I was basing my happiness on plans going as planned, and if anything changed those plans, I was no longer happy.
I can be happy and free once I had the awareness of the false belief I needed that event to happen in order to be happy.
I recently watched a short video clip by Eckhart Tolle. He shared the following: Whenever you have become defensive about something, know that you have identified yourself with an illusion. [course of miracles]. The knowing is not part of the illusion. In the knowing, you are free of the illusion.
I've had a lot of episodes of defensiveness in my life. Wanting to be right, wanting to be heard, wanting to make a point.
All of these are ok, except when I begin to lose myself in the actions. Identifying and escalating my position through anger, hostility, frustration. Infusing my actions with this energy.

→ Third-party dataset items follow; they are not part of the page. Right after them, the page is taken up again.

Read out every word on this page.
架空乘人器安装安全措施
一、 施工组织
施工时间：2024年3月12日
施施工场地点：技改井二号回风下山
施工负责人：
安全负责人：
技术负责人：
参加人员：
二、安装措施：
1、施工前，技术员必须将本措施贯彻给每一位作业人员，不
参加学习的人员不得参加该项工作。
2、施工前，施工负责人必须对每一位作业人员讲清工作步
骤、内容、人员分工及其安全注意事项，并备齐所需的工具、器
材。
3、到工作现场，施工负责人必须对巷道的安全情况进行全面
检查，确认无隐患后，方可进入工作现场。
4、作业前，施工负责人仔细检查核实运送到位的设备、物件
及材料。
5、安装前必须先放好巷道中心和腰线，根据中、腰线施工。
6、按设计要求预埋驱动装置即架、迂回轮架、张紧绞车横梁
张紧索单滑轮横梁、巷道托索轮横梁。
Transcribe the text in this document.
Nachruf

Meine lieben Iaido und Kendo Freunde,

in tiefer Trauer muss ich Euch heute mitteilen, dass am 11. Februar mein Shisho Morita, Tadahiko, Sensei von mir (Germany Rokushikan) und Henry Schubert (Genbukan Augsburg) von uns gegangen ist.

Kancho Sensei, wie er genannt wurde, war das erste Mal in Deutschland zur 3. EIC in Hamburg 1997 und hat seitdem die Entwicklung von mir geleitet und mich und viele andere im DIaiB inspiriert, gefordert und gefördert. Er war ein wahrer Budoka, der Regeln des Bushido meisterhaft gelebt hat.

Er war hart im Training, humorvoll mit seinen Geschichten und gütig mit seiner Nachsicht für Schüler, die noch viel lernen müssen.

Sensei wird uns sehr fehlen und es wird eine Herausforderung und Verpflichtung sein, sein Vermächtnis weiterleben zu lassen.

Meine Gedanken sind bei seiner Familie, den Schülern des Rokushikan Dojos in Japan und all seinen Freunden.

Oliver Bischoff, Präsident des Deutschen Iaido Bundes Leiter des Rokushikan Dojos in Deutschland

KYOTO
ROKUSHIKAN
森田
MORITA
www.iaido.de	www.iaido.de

Yet, I can also make a point, take a stand, be heard, without losing myself. In fact I'd have a lot more clarity in my approach, interactions with others, and peace, when I don't lose myself.
What are some triggers that have brought me to losing myself, and identifying with the thought? It's almost always what someone says, or so it seems. If I take a step back I will recognize it's not what they said, it's what I'm thinking or believing based on what they said (as how Byron Katie puts it).
If it was what they actually said, then that would mean they are controlling what I think and how I feel. Then I'm ultimately losing myself, at the mercy of someone saying something that makes me happy, makes me sad, makes me angry, etc.
Once I see it's not what that person says, it's what I'm thinking and believing, I can have a handle on the situation. I can choose how to react or respond.
I can take a few conscious breathes, see the numerous thoughts coming and going, and choose the thoughts that resonate with my spirit. While letting the other thoughts go. Recognizing not all thoughts are true, and the ones that unnerve me, shake me, scare me, are always not true. The ones that bring peace and comfort are true.
Inner peace, love, harmony, is my true self, and from that place I can recognize old thought patterns that go against this, and create and develop new patterns.